First, my critique. I’m not convinced by Robinson’s definition of expository preaching. He writes:

"Expository preaching is the communication of a biblical concept, derived from and transmitted through a historical, grammatical, and literary study of a passage in its context, which the Holy Spirit first applies to the personality and experience of the preacher, then through the preacher applies to the hearers." (5)

There is much to like about this definition, but is it really the case that sermons can only be expositional if the preacher employs the historical-grammatical-literary method of interpretation? That cuts out a lot of good pre-modern preaching. Likewise, notice the phrase “biblical concept.” This already weights the discussion toward Big Idea preaching. I think Robinson’s definition is too exact. I would say that expositional preaching involves reading the Word of God, clearly, and then giving the sense, so that the people understand the reading (Neh. 8:8).

According to Robinson, every sermon must have a central, unifying idea. To ignore this principle is to ignore what experts in communication theory and in preaching have to tell us (18). Although Robinson claims the sermons of the apostles all communicated one big idea, I struggle to see how the prophetic sermons in the Old Testament, the sermons in Acts, or the letter of Hebrews (if it began as a sermon), can be as narrowly defined as Robinson suggests.

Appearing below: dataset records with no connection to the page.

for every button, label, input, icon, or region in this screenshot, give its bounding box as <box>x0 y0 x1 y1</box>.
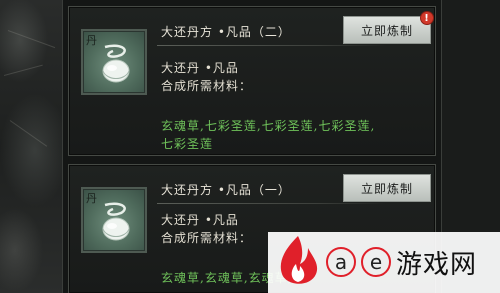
dan-label: 丹 <box>86 34 97 47</box>
craft-now-label: 立即炼制 <box>360 181 413 196</box>
branch-decoration <box>7 30 56 49</box>
watermark-text: 游戏网 <box>396 250 478 280</box>
branch-decoration <box>3 64 43 76</box>
site-watermark: a e 游戏网 <box>268 232 500 293</box>
watermark-letter-a: a <box>326 247 356 277</box>
alert-badge-icon: ! <box>420 11 434 25</box>
title-divider <box>157 203 387 204</box>
pill-recipe-icon[interactable]: 丹 <box>81 187 147 253</box>
pill-swirl-icon <box>102 44 130 83</box>
item-name: 大还丹 •凡品 <box>161 61 239 75</box>
ink-wash-background <box>0 0 70 293</box>
craft-now-button[interactable]: 立即炼制 <box>343 174 431 202</box>
recipe-title: 大还丹方 •凡品（一） <box>161 183 291 197</box>
pill-recipe-icon[interactable]: 丹 <box>81 29 147 95</box>
craft-now-button[interactable]: 立即炼制 ! <box>343 11 434 44</box>
materials-label: 合成所需材料： <box>161 79 253 93</box>
dan-label: 丹 <box>86 192 97 205</box>
item-name: 大还丹 •凡品 <box>161 213 239 227</box>
recipe-card: 丹 大还丹方 •凡品（二） 立即炼制 ! 大还丹 •凡品 合成所需材料： 玄魂草… <box>68 6 436 156</box>
watermark-letter-e: e <box>361 247 391 277</box>
pill-swirl-icon <box>102 202 130 241</box>
flame-logo-icon <box>280 236 318 284</box>
materials-list: 玄魂草,七彩圣莲,七彩圣莲,七彩圣莲, <box>161 119 376 133</box>
title-divider <box>157 45 387 46</box>
craft-now-label: 立即炼制 <box>360 23 413 38</box>
recipe-title: 大还丹方 •凡品（二） <box>161 25 291 39</box>
materials-list-continued: 七彩圣莲 <box>161 137 214 151</box>
materials-label: 合成所需材料： <box>161 231 253 245</box>
branch-decoration <box>9 120 48 147</box>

Likewise, when Robinson insists that “the purpose behind each individual sermon is to secure some moral action” (72) and that sermons should focus on “measurable results” (75), I fear the danger of creeping moralism and the assumption that every sermon must tell people to do something. I don’t think Big Idea preaching is the only way to preach or always the best way to preach.

But I do believe it is often a very good way to preach. Most sermons try to do too much (at this point, my congregation is crying out, “Physician, heal thyself!”). Most preachers probably spend too little time trying to figure out the text’s main idea and then are too little constrained to that one idea in the pulpit. It’s true, Reformed sermons often sound like running commentaries. They are usually chocked full of good theology and good information and they communicate many wonderful truths. But many of these sermons could accurately be titled, “A bunch of stuff I learned this week and want to tell you about.”

Robinson’s method is a helpful corrective to meandering messages that land on the congregation like a mist instead of penetrating the heart like a laser.

Conclusion

Biblical preaching requires both skill and faith. As Robinson reminds us, ministers are the only professionals who have people assemble weekly to hear what they have to say. “We preachers use words as tools, and we ought to use them with both thoughts and skill” (147). We can and should improve. That’s our challenge and our opportunity.

Thankfully, preaching is not just a human exercise. Just like the little boy with his fish burgers, Jesus can make a meal out of our meager offering. After all, “we serve the living Lord. Give him your small lunch and trust him to feed his people” (169).